If I asked you to name five hospitals in the US that provide the highest quality health care, what would you come up with? Would the Mayo Clinic be on your list? It would be on mine, and probably a lot of other people’s as well. A new report is out that compares Medicare expenses in the last two years of life at the top five US teaching hospitals. The UCLA medical center averaged $93,000 per patient, and Johns Hopkins spent $85,000 per patient. But the Mayo Clinic averaged just $53,000 per patient, in those same last two years of life.
The Mayo Clinic is not providing sub-standard care.
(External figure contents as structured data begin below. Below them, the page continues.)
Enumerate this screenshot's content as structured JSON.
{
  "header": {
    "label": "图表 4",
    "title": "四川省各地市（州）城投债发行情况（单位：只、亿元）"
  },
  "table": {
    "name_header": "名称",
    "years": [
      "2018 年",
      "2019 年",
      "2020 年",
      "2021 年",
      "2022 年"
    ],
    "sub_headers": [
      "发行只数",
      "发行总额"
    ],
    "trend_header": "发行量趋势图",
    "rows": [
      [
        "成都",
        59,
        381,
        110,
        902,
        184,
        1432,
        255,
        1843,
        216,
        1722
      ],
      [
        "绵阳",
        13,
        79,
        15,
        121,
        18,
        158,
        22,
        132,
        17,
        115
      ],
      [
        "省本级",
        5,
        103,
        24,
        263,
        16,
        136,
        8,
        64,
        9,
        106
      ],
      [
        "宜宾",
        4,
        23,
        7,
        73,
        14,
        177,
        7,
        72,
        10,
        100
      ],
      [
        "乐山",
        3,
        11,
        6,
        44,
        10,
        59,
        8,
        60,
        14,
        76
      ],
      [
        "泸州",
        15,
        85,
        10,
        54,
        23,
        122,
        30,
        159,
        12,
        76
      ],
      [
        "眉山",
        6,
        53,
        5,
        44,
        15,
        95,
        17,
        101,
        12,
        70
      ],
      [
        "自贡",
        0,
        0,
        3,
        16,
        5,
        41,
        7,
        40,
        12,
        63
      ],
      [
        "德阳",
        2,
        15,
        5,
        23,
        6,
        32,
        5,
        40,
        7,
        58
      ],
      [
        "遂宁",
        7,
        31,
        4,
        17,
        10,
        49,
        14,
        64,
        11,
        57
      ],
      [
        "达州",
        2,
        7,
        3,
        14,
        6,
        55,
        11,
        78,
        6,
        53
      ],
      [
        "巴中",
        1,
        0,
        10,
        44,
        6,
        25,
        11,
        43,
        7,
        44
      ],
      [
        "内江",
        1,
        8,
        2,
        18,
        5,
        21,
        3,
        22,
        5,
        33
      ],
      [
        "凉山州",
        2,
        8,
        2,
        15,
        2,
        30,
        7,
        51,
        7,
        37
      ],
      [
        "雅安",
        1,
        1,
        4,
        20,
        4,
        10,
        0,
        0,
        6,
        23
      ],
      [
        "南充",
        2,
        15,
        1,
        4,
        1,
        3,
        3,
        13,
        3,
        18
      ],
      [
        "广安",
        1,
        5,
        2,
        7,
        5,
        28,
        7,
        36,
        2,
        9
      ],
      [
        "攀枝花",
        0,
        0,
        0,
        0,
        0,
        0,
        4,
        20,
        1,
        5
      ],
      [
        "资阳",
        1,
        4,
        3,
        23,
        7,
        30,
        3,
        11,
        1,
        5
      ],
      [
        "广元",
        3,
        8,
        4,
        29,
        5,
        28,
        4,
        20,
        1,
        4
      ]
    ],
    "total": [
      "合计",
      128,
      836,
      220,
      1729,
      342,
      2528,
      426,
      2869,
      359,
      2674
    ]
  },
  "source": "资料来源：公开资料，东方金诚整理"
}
But they also are not doing unnecessary tests and procedures – they stick with the basics, which is reflected in their costs. Mayo Clinic doctors are paid a salary. They earn the same amount of money regardless of how many tests they run. In contrast, doctors at many hospitals across the country are paid on a per-procedure basis, which provides a nice financial incentive to run every test in the book – jacking up the overall cost of care as they go.
In such a high-cost, high-stakes industry as health care, it only makes sense to pay providers on an hourly or salaried basis. If a doctor knows that an additional MRI will result in a higher pay check that week, where is the incentive to pause and determine if the MRI is really necessary? Especially if the patient is insured and the doc knows that the insurance company will just foot the bill – no harm done in just getting it done, right? Except that all the over-treatment all across the country adds up to an out of control health care system that spends more money per capita than any other country in the world, without anything in particular to show for it.
None of the hospitals in the Dartmouth study are in Colorado, but I’m curious now to see how the major Colorado hospitals pay their doctors. Given a choice, I would be more inclined to use a hospital that pays physicians a salary, rather than using a per-procedure compensation structure. Seems like the latter would be likely to result in not only over-treatment, but also overly hurried treatment, as it behooves the doctors to fit in as many patients and procedures as possible in a day, rather than focusing on quality of care.